Tuesday, June 24, 2008

O encontro perfeito

Sean Connery - Rob Brown



Alguns encontros são perfeitos. Na arte e na vida.

Encontrando Forrester (2.000). Um filme de Gus Van Sant, com Sean Connery e Rob Brown. O ator Rob Brown estreou neste filme, mas, fica difícil acreditar. O menino quase rouba a cena de Sean Connery, mas, como ninguém rouba a cena de Sean Connery a dupla torna o filme belo. Belíssimo. Um garoto negro do Bronx que joga basquete muito bem e que escreve em surdina, guardando cadernos e cadernos de textos sem mostrar a ninguém e um escritor recluso que escreveu um único livro, premiado com o Pulitzer. William Forrester, o escritor; Jamal Wallace, o garoto, dão uma lição de parceria.

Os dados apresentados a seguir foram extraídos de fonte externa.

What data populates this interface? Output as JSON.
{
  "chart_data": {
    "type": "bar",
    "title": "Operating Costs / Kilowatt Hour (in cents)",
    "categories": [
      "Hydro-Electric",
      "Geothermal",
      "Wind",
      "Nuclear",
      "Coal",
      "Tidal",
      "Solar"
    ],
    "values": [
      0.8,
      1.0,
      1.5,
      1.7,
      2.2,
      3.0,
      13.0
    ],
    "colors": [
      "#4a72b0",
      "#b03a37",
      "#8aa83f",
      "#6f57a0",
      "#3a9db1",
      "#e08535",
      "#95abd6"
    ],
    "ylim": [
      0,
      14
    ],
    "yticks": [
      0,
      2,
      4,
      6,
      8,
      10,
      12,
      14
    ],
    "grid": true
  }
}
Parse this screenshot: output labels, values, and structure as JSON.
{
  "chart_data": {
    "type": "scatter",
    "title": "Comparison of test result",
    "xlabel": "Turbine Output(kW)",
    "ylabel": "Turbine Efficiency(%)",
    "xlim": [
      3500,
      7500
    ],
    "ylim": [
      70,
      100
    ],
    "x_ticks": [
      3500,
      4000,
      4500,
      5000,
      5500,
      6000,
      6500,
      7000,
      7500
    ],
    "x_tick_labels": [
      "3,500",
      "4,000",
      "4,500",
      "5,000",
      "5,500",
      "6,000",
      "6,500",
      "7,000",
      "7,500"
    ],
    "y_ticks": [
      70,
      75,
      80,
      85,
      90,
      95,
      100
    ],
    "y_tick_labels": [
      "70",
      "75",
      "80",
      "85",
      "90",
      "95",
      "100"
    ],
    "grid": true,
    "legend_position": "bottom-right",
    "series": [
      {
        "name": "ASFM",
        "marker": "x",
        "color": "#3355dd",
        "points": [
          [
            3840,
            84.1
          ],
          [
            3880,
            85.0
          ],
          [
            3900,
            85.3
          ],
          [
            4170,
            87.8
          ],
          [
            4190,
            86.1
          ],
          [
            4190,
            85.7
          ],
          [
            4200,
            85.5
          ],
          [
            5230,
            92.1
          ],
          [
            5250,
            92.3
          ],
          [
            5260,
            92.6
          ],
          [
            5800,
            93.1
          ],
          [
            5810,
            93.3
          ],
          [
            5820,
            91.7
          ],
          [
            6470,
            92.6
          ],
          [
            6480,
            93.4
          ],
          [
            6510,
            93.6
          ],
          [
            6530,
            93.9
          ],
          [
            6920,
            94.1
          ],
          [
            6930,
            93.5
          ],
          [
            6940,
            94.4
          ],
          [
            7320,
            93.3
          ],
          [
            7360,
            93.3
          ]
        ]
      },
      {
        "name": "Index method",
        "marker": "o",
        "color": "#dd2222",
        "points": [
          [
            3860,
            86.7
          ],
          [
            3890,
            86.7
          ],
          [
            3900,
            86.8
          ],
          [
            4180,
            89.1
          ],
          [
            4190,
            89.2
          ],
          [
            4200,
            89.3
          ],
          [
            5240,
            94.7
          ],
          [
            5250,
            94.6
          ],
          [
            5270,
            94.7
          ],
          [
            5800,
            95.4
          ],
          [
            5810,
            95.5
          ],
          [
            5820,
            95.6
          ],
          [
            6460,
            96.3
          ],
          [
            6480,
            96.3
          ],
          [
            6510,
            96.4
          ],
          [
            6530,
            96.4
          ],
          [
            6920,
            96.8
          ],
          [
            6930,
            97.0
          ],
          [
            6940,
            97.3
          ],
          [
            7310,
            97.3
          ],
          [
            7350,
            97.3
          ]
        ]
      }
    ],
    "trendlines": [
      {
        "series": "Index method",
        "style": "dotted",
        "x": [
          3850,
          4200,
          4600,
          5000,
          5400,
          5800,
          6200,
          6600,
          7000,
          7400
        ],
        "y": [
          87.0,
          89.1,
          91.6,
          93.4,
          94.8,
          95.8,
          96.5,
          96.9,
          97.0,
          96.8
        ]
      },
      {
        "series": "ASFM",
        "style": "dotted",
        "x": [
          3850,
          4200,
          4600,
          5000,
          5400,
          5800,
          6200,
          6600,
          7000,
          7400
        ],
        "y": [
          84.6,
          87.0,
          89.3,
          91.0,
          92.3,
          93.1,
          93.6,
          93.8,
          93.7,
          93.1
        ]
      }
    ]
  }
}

Eu te dou de volta o sopro da esperança e tu me dás o grão maduro da vivência. Eu te ensino a andar de novo de bicicleta para beber a primeira brisa da manhã e tu me ensinas o silêncio. Eu te dou o meu silêncio prá proteger teus medos. Eu te dou de volta a coragem de um novo exílio para criar o verão, mesmo que seja o último sopro de tinta nas páginas... Na solidão de Forrester está escondido um espanto que quem escreve vive. De olharem para ti como se tu fosses a tua obra. E no escritor isto é mais complexo do que em todas as artes. Pois não estás em um palco e nem atirastes de forma concreta tua Arte em uma tela. Os teus leitores sempre te olham como se tu fosses o livro, o poema. Te escondes das palavras que te ungem, depois de tê-las buscado - às palavras da tua obra - como o pescador ao peixe mais arisco. Te escondes das setas que atiram em ti e não sabes explicar que não és aquilo que escreves, ou que podes até conter belezas, mas, em ti também está contido o banal e que és igual a todos. Decididamente não vives em um jardim cercado de borboletas... Nem és o personagem desgraçado que passeia pelas páginas de seus livros. Mas, explicar, como? Em uma cena Forrester deixa transparecer isto... Mas, em todas as cenas é apenas o delírio, este que apenas quem escreve sabe - a busca pelo caminho que vai criar o texto mais bonito, o livro único que impacta por quatro décadas, o romance do século... Quem não ambiciona isto?
O espanto do professor obtuso diante dos escritos do garoto. Esta falta de sensibilidade que por vezes impera - como pode um menino do Bronx escrever tanto? E ele desafia o professor e ele mostra que a Literatura é um tesouro aberto, em bibliotecas pelo mundo todo, toda a água pura, o ar do éden, toda a magia e a loucura, todo o espanto e toda filosofia e toda poesia... Este menino aprendeu como aprendem alguns - bebendo da fonte pura. É assim, na solidão dos dias e das noites, alguns se atiram com avidez na fonte pura, e encontram um Forrester, como o menino encontrou; como eu encontrei. Estes encontros perfeitos que vão tirando dos olhos da gente a venda, que vão ampliando e mostrando um caminho nada banal, um encontro mágico. Estes encontros mágicos vão soprando o barco dos nossos sonhos e nossas esperanças para o alto, para longe, para muito longe, a ponto de tocar a aresta de algum astro, ou de muitos...
Em uma fusão perfeita, o encontro de Forrester com o menino coloca nos trilhos duas vidas e libera o oxigênio e acende a chama.